A problem with the search algorithm I use is that it can evaluate the same position many times if it is possible to arrive at the same position through different means. This is known as a "transposition" in chess. Technical Machine has a transposition table to help solve this problem. TM creates a hash for each team and the battle field. It then uses this hash to index an array that stores the score at that state and the depth. If the depth saved is at least as deep as the depth of the current search, TM can use the saved value instead of computing it again.
Predicting which action the foe will select is generally seen as the largest part of skill in Pokemon. My program, however, currently does not do any prediction. Its moves are entirely the result of the expectiminimax function and the evaluation function. This seems like the hardest part of Pokemon to tackle, but not having any action prediction would seem to make master-level play impossible. A plan for the future is for Technical Machine to use the concept of yomi layers.
Technical Machine installation instructions
For a full overview of the program, see http://doublewise.net/pokemon/
- clang 7.0+ and libc++ (clang's standard library)
- Boost 1.67.0+
- fltk is needed the stand-alone team predictor / builder. It is not needed to actually run the battling AI.
- CMake 3.14+
- A build tool for CMake to generate (Ninja is recommended)

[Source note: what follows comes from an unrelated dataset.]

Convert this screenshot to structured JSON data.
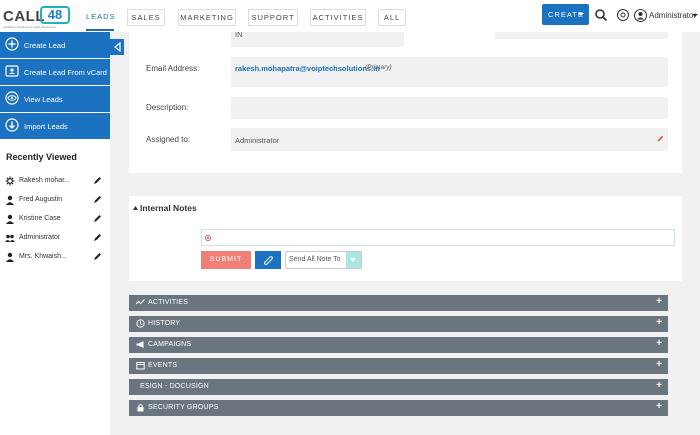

cmake .. -G"Ninja" -DCMAKE_CXX_COMPILER=clang++ -DCMAKE_BUILD_TYPE=Release(you can use
-G"Unix Makefiles"instead if you do not install ninja)
- Fill in server information for the server you want to connect to, as found in "build/settings/settings.xml".
- Run the program with
./ai [depth], where depth is an optional value that tells Technical Machine how many turns ahead to look (defaults to 2).
- The AI with maximum optimizations. Accepts a single, optional command-line argument, the depth to search. Higher depth means stronger play, but it also takes longer to search. If no value is entered, 2 is assumed. Recommended at 1 through 3, depending on how fast your computer is and whether you built in release mode (the default). If you have a lot of time on your hands, you can try depth=4.
- Team predictor. Enter in Pokemon already seen and it shows its prediction of the remaining team. If a Pokemon is put into the first slot, it is assumed to be the lead Pokemon. If no Pokemon is put in that slot, no lead stats are used.
- Runs some tests to verify there are no regressions. Should be run before committing anything.